The report also says that the use of tubular towers instead of the lattice towers common at Altamont does not reduce the danger to birds. "Based on these two factors, one could presume that there will be little effect on the number of bird kills in the Altamont," says Karin Sinclair of the National Renewable Energy Laboratory. How the new turbines are sited, however, could have an impact on avian deaths in the pass, she says.
Jeff Miller of the Center for Biological Diversity (CBD) says location issues are paramount. His group filed a lawsuit in January against FPL Group Inc, parent company of FPL Energy, and NEG Micon, FPL's partner in its Altamont Pass Wind Resource Center (WRC) holdings (Windpower Monthly, February 2004). CBD claims WRC turbines kill too many raptors, most of which are protected by state and federal wildlife agencies and by federal law.
Miller says the group filed the lawsuit because Alameda County's East County Board of Zoning Adjustments approved new long term conditional use permits for Altamont Pass wind farms without requiring a plan to tackle the avian mortality problem.

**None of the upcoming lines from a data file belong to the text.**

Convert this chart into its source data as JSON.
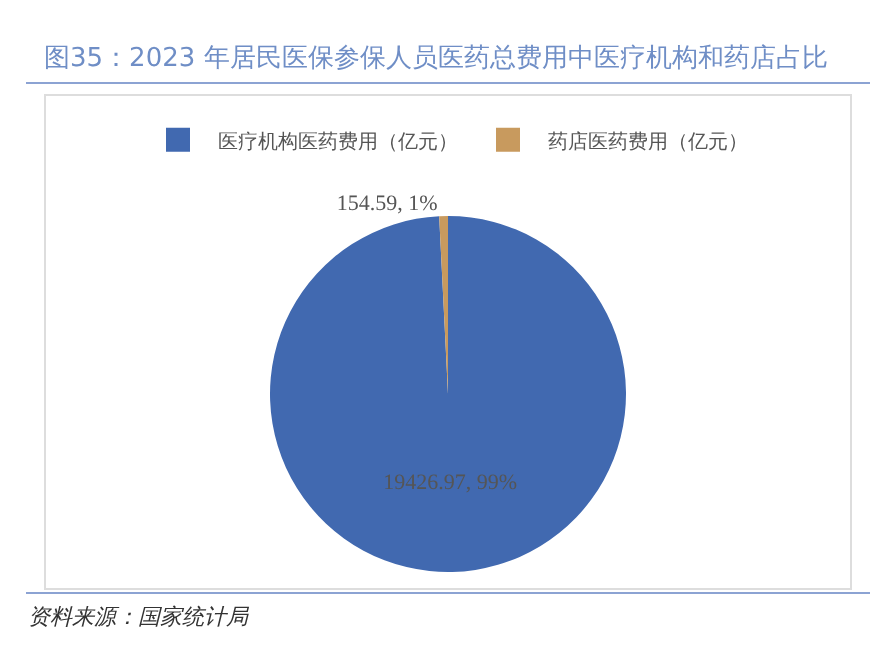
{
  "chart_data": {
    "type": "pie",
    "title": "图35：2023 年居民医保参保人员医药总费用中医疗机构和药店占比",
    "categories": [
      "医疗机构医药费用（亿元）",
      "药店医药费用（亿元）"
    ],
    "values": [
      19426.97,
      154.59
    ],
    "colors": [
      "#4169b0",
      "#c89a5e"
    ],
    "value_labels": [
      "19426.97, 99%",
      "154.59, 1%"
    ],
    "legend": "top",
    "annotations": [
      "资料来源：国家统计局"
    ]
  }
}
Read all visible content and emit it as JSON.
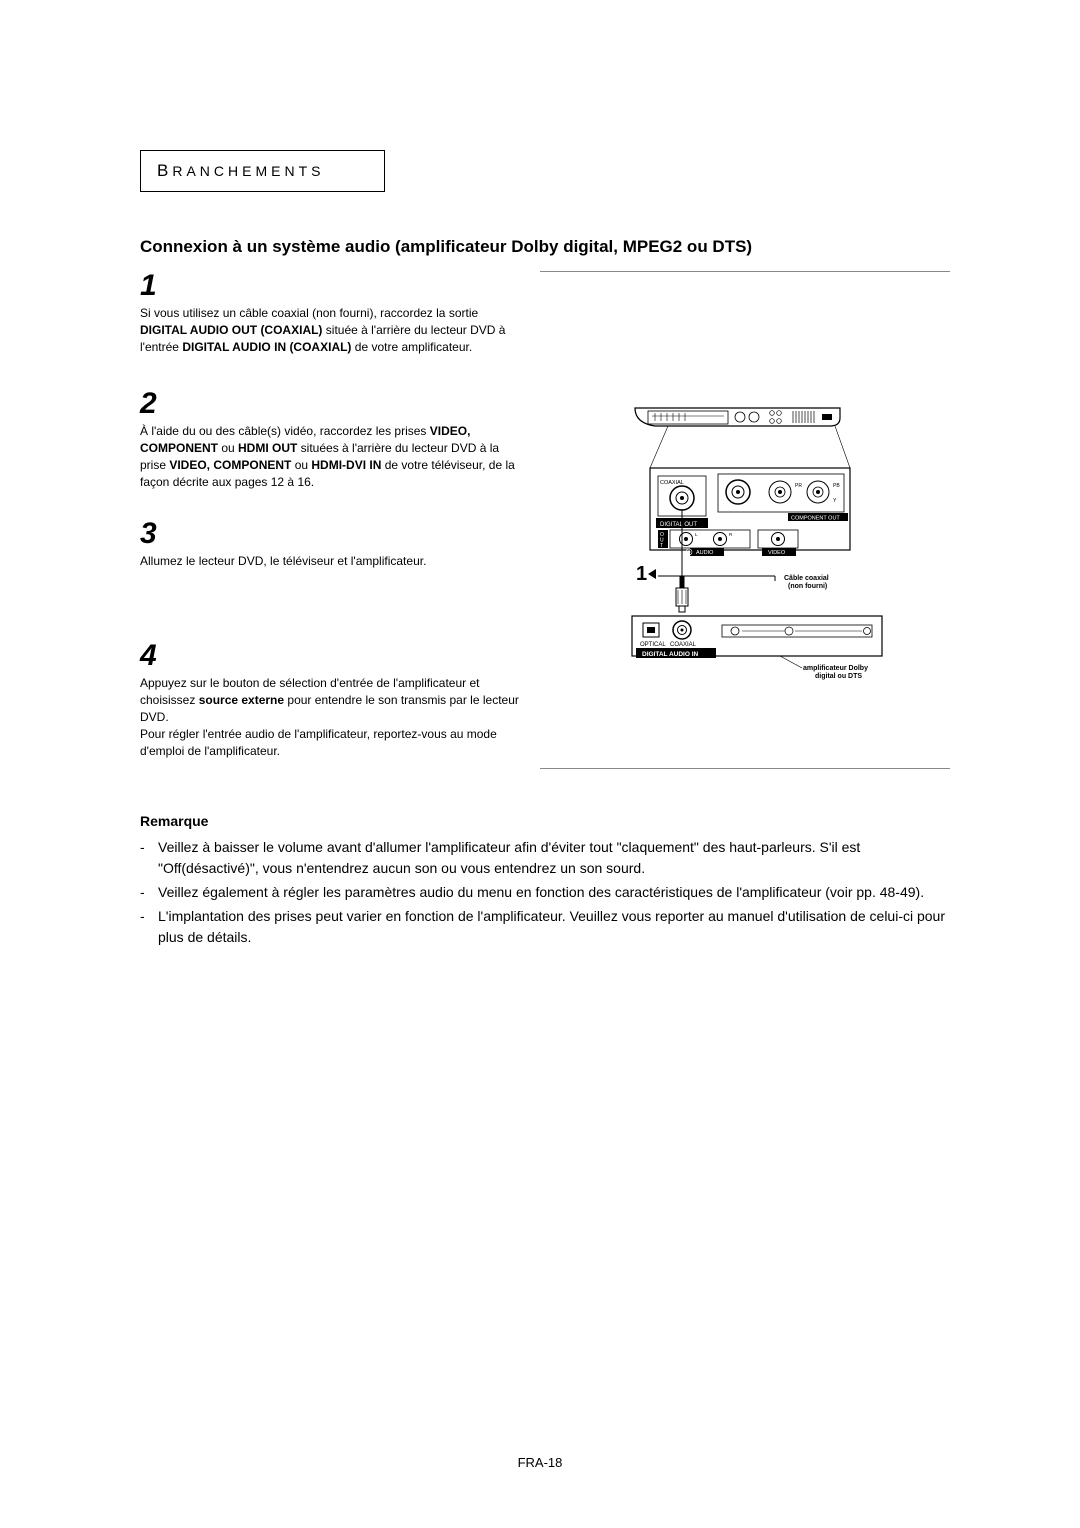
{
  "section_label": "Branchements",
  "page_title": "Connexion à un système audio (amplificateur Dolby digital, MPEG2 ou DTS)",
  "steps": [
    {
      "num": "1",
      "html": "Si vous utilisez un câble coaxial (non fourni), raccordez la sortie <b>DIGITAL AUDIO OUT (COAXIAL)</b> située à l'arrière du lecteur DVD à l'entrée <b>DIGITAL AUDIO IN (COAXIAL)</b> de votre amplificateur."
    },
    {
      "num": "2",
      "html": "À l'aide du ou des câble(s) vidéo, raccordez les prises <b>VIDEO, COMPONENT</b> ou <b>HDMI OUT</b> situées à l'arrière du lecteur DVD à la prise <b>VIDEO, COMPONENT</b> ou <b>HDMI-DVI IN</b> de votre téléviseur, de la façon décrite aux pages 12 à 16."
    },
    {
      "num": "3",
      "html": "Allumez le lecteur DVD, le téléviseur et l'amplificateur."
    },
    {
      "num": "4",
      "html": "Appuyez sur le bouton de sélection d'entrée de l'amplificateur et choisissez <b>source externe</b> pour entendre le son transmis par le lecteur DVD.<br>Pour régler l'entrée audio de l'amplificateur, reportez-vous au mode d'emploi de l'amplificateur."
    }
  ],
  "remark_title": "Remarque",
  "remarks": [
    {
      "bold": true,
      "text": "Veillez à baisser le volume avant d'allumer l'amplificateur afin d'éviter tout \"claquement\" des haut-parleurs. S'il est \"Off(désactivé)\", vous n'entendrez aucun son ou vous entendrez un son sourd."
    },
    {
      "bold": false,
      "text": "Veillez également à régler les paramètres audio du menu en fonction des caractéristiques de l'amplificateur (voir pp. 48-49)."
    },
    {
      "bold": false,
      "text": "L'implantation des prises peut varier en fonction de l'amplificateur. Veuillez vous reporter au manuel d'utilisation de celui-ci pour plus de détails."
    }
  ],
  "page_number": "FRA-18",
  "diagram": {
    "colors": {
      "hr": "#888888",
      "line": "#000000",
      "bg": "#ffffff",
      "fill_white": "#ffffff"
    },
    "player_back": {
      "labels": {
        "coaxial": "COAXIAL",
        "digital_out": "DIGITAL OUT",
        "component_out": "COMPONENT OUT",
        "audio": "AUDIO",
        "video": "VIDEO",
        "out_vertical": "OUT",
        "pr": "PR",
        "pb": "PB",
        "y": "Y",
        "l": "L",
        "r": "R"
      }
    },
    "amp_back": {
      "optical": "OPTICAL",
      "coaxial": "COAXIAL",
      "digital_audio_in": "DIGITAL AUDIO IN"
    },
    "callout_number": "1",
    "callout_arrow": "▸",
    "cable_label": "Câble coaxial\n(non fourni)",
    "amp_label": "amplificateur Dolby\ndigital ou DTS"
  }
}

The board finished approving all the permits in January.
"It definitely was a mistake" to build the wind farm at Altamont Pass, he says. "But that's not to suggest it should be shut down," adding: "There are some lessons to be learned from this by the wind industry." The report, he says, could have an influence on how repowered turbines come online, but during repowering the wind industry could also use it as a way to study turbine size, location and groupings to see what is lethal to birds and what is not.
Removing the most lethal turbines would be a big step, Miller says. In addition, he suggests changing grassland management and attempting to site turbines with each species of bird in mind. Some birds like the valleys and dips in the landscapes, while others, such as golden eagles, like the ridge tops. With these siting changes, he predicts bird mortality would drop 30% to 50%.
What the industry finds in its avian research in the Altamont Pass could be applied to other areas, says Sinclair. Although the research is specific to the Altamont area, "We believe the findings may have broad applications for future facilities around the world, or so we hope. In other words, proper siting appears to be key to minimising avian impacts."
Based on five years of studies and avian surveys, the report also concludes that the number of birds killed by wind turbines at Altamont Pass is twice as many as previously reported. Previous reports pegged the total deaths since the project's construction at about 10,000 birds, but the report says as many as 20,000 would be a more accurate number of bird deaths.